Check out this Mercedes-Benz ad I found in a magazine:
In case you can’t read it, it says:
At Mercedes-Benz, even the paint is a feat of engineering. We integrated ceramic nano-particles into the molecular structure of the paint’s clearcoat. The result is a higher-gloss paint finish that is more resistant to scratches. At Mercedes-Benz, beauty is engineered to last.
So they used a model kit to make 2,2,3,3-tetramethylbutane. That’s engineering! Also, Mercedes seems to be jumping on the nano bandwagon (not a nanobandwagon, maybe James Tour—of nanoputians and nanocar fame—could make that). Ceramic nano-particles, eh? Integrating into the molecular structure, huh? Sounds to me like they mixed some bits of clay into the paint. But what do I know? I’m not an engineer.
I have to link to Andrew’s entertaining research into how people are finding his site. This is hilarious. And maybe create a new category: wild web. I think it’s worth it, there’s a lot of actual sciency stuff on the internets.
Here’s a really cool paper in Nature, published back in 2003. The researchers use a polymer that contains azobenzenes, which isomerize upon irradiation of light. Here are some structures of the molecules they were using.
The researchers first formed a liquid-crystal array of molecule 1, then used crosslinking molecule 2 to polymerize the film. The cool part about this proceedure is that it aligns domains of the molecules; then, when illuminated by plane-polarized UV light, only molecules aligned in that direction photoisomerize and contract. When this happens, the entire film bends. If you then shine yellow light on the bent film, it goes back to flat. And then you can repeat bending and unbending an indefinite number of times! Check it out:
Cool, eh? If you have access to Nature.com, you can watch some real-time movies of the process. (In fact, I feel like I’ve seen these movies before, maybe back in 2003.)
I think we could make some really cool clothes with this material. Just imagine a visor than unfirls when it’s sunny or sleaves that roll up when you’re outside. Actually, those ideas are pretty stupid. How about a dress that flies up when you’re in the sun?

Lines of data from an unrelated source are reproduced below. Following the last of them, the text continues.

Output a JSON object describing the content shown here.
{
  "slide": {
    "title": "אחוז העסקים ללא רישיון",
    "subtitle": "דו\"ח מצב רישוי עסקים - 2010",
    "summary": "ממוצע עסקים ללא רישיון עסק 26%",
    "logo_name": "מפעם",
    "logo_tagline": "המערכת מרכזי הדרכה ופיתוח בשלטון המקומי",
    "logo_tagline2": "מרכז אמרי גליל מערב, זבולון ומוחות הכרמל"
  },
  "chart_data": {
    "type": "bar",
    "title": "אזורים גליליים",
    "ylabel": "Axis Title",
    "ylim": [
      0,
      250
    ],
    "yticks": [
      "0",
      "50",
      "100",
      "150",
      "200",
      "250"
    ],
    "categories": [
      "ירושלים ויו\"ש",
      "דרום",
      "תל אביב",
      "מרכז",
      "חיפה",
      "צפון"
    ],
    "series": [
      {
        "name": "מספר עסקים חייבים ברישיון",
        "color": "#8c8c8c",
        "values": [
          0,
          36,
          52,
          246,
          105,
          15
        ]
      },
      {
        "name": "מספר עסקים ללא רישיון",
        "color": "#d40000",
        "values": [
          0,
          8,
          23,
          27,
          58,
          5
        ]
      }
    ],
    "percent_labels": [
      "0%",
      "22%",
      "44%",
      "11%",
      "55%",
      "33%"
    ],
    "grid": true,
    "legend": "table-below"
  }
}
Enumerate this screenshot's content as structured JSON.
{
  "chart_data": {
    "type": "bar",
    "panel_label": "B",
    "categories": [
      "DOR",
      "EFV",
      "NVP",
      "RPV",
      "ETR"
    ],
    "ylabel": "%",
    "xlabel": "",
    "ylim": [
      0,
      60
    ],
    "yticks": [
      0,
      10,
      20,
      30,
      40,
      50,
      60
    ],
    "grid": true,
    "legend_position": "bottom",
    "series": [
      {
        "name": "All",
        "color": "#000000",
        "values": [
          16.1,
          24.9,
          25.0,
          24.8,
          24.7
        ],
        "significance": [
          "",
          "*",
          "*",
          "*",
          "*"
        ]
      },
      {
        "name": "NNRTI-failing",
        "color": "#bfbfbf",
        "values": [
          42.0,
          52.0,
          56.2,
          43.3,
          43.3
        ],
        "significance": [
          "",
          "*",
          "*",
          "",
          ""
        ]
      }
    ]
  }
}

OK, I can’t think of any useful applications of this discovery. But someone will. And it’s cool looking.
OK, when it rains it pours. I have another literature post.
This is a real article in Polar Biology. And it reports upon what the title promises. I mean, just look at this figure:
You can’t beat that. Nor can you make it up. Thanks to Ilya for this and the swimming paper. You know, I bet this research is sticky, too…
Have you ever wondered, Will humans swim faster or slower in syrup? Me neither, but some researchers at the Chemical Engineering department at University of Minnesota have. And they actually did an experiment to determine the answer. The literally filled an entire swimming pool with a guar solution with twice the the viscocity of water and had people swim in it. The results were published in AIChE Journal.
As you can see from the figure above, people swam the same speed in syrup and water. Are you surprised? I sorta am. I would guess that you’d swim more slowly. I could actually convince myself that you’d swim more quickly. But the same? I guess it’s because human swimming is turbulent, and the effect of viscosity is relatively small. But go ahead and read the results if you want more info.
I wanna do research like that. You know: sticky.
In Chemical Physics Journal Club this week, someone presented a pretty good simulation paper about glass transitions in polymer thin films. But this paper had some pretty bad figures. For instance, is this figure really worth it?
I didn’t really find this too revealing. But, later in the paper, there’s an even better figure:
It’s that great? The best part is that they actually offset the curves; really all the distributions are exactly the same. That’s certainly worth conveying in plot form. Congrats Jain and de Pablo, your figures are entered into the worst-figure contest. (Cool paper, though.)